Chaque mois, selon l’Arcom, 2,3 millions de mineurs se rendent sur des sites pornographiques, la moitié sont des enfants de moins de 15 ans. Ces sites ont pourtant l’obligation d’interdire l’accès des mineurs à leur contenu depuis 2020, grâce à un amendement déposé par la sénatrice Marie Mercier, dans la loi pour protéger les victimes de violences conjugales.
« On s’attaque à des plateformes très puissantes, avec un fonctionnement et des systèmes de défense complexes, à chaque fois que nous avançons on se rend compte qu’il y a des écueils », observe la sénatrice Les Républicains. Mais cette fois-ci pourrait bien être la bonne. À partir du samedi 11 janvier, les sites pornographiques seront obligés de vérifier l’âge de leurs utilisateurs, par le biais d’un système de contrôle anonyme mis en place par l’Arcom.

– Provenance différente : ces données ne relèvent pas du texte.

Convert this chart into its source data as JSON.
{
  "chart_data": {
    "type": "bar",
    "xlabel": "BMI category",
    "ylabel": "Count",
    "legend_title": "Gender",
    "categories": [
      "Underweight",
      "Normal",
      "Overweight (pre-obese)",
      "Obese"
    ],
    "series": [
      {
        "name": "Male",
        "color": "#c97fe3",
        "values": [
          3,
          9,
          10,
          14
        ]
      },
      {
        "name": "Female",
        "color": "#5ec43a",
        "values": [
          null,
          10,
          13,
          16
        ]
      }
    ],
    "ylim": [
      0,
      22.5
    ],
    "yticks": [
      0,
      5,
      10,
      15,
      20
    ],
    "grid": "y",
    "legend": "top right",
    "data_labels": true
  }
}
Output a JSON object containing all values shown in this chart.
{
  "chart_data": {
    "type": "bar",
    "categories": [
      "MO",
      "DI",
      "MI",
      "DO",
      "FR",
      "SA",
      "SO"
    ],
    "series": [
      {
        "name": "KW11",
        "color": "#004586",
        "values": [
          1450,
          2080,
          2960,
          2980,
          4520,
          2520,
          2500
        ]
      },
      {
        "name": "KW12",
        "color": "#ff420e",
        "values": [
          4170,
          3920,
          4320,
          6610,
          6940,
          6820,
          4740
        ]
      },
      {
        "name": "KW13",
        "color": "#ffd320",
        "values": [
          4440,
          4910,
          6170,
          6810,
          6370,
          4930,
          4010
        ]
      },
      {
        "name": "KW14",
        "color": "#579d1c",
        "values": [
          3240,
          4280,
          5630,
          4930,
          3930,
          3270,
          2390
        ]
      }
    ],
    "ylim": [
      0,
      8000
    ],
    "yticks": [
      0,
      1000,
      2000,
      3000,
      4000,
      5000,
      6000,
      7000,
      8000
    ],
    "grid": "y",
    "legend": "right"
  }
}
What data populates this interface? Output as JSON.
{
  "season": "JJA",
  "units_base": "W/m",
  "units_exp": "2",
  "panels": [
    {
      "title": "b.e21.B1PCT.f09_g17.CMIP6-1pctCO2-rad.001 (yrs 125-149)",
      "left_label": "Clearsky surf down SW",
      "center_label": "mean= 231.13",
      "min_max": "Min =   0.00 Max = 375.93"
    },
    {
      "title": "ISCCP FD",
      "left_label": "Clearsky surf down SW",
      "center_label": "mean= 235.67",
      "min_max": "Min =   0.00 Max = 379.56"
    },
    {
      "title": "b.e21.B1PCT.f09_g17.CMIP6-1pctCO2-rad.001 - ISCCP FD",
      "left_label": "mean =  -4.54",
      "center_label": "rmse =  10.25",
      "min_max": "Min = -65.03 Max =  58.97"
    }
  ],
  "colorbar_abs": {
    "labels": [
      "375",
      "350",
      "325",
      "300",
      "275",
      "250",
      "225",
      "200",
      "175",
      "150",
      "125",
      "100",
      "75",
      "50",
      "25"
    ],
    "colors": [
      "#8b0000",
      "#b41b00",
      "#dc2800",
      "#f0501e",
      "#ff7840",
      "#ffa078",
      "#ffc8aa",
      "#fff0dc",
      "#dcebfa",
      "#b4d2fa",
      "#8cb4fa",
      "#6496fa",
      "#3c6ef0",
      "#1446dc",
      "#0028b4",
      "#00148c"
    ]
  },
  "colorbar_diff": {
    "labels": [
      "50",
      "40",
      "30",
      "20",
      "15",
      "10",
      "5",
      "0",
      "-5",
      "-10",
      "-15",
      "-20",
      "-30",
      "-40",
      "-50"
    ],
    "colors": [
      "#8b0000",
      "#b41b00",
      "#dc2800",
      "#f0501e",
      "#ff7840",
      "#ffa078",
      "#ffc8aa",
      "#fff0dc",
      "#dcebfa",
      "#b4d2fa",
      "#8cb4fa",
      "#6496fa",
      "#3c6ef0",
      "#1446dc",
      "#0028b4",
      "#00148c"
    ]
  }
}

Les plateformes ont jusqu’au 11 avril pour se conformer à la règle, elles pourront ensuite être sanctionnées et risqueront jusqu’au blocage. « Cette nouvelle obligation, elle a aussi un fort poids symbolique », salue Marie Mercier, « chaque enfant qui tombera sur un site pornographique verra immédiatement qu’il n’est pas simple d’accéder à son contenu, chaque nouvelle barrière à l’entrée de ces sites est une avancée. »
Un système de vérification de l’âge qui respecte l’anonymat
À l’origine de cette obligation, la loi pour sécuriser l’espace numérique (SREN), promulguée au mois de mai dernier. Celle-ci a obligé l’Arcom à publier un référentiel d’identification précis, imposé aux sites X. Celui-ci, publié en octobre, repose sur le principe du « double anonymat », un mécanisme de vérification de l’âge qui respecte la vie privée.
Concrètement, quand un utilisateur se connecte, il procède à la vérification de son identité sur une plateforme extérieure, qui transmet elle-même les informations au site pornographique. D’un côté, le site pornographique dispose donc des informations sur l’âge de ses utilisateurs, sans pour autant connaître leur identité. D’un autre côté, à l’inverse, le prestataire connaît l’identité de l’utilisateur mais ne sait pas sur quel site celui-ci se connecte.
Ce principe du « double anonymat » faisait déjà partie des recommandations du rapport d’information du Sénat sur l’industrie pornographique, publié au mois de septembre 2022. « Désormais, l’Arcom aura le pouvoir de bloquer les sites qui ne respectent pas la loi, sans passer par le juge. Ce n’est pas anodin », se réjouit Annick Billon, sénatrice centriste et co-rapporteure de la mission d’information.
Les sites hébergés dans l’Union européenne, hors de France, échappent à la règle
Même avec ce nouveau dispositif de contrôle de l’âge des utilisateurs, il ne faut pour autant pas s’attendre à voir les sites frauduleux bloqués dès le 11 janvier. En réalité, les procédures de sanction devraient prendre du temps, plus de deux mois, entre l’identification du site et son blocage effectif. De nombreux sites devraient également passer au travers des mailles du filet : la mesure ne concerne pour l’instant que les sites hébergés en France ou hors de l’Union européenne. Pour les plateformes installées dans un autre pays européen, la France est dans l’attente d’une réponse de la Cour de justice de l’Union européenne.
« Pour le moment, au niveau européen, nous sommes toujours sous une jurisprudence qui considère que les sites pornos relèvent de la liberté d’entreprise. En France, on considère qu’ils sont du domaine de la santé publique », explique la sénatrice socialiste Laurence Rossignol, co-rapporteure de la mission d’information sur l’industrie du porno. Du point de vue européen, ces sites ne sont donc pour le moment pas dans l’obligation de respecter la loi française.
Pour véritablement lutter contre l’exposition des mineurs à la pornographie, il faudra donc porter le sujet au niveau européen et même international. « Il faut un sursaut mondial, la France est trop petite pour agir seule et l’Europe est trop faible », observe la sénatrice centriste Dominique Vérien. La présidente de la délégation aux droits des femmes annonce d’ailleurs que ce sujet sera directement porté par les parlementaires françaises à l’ONU, à l’occasion de la Commission de la condition de la femme des Nations unies (CSW), qui se tiendra du 10 au 21 mars prochain à New-York.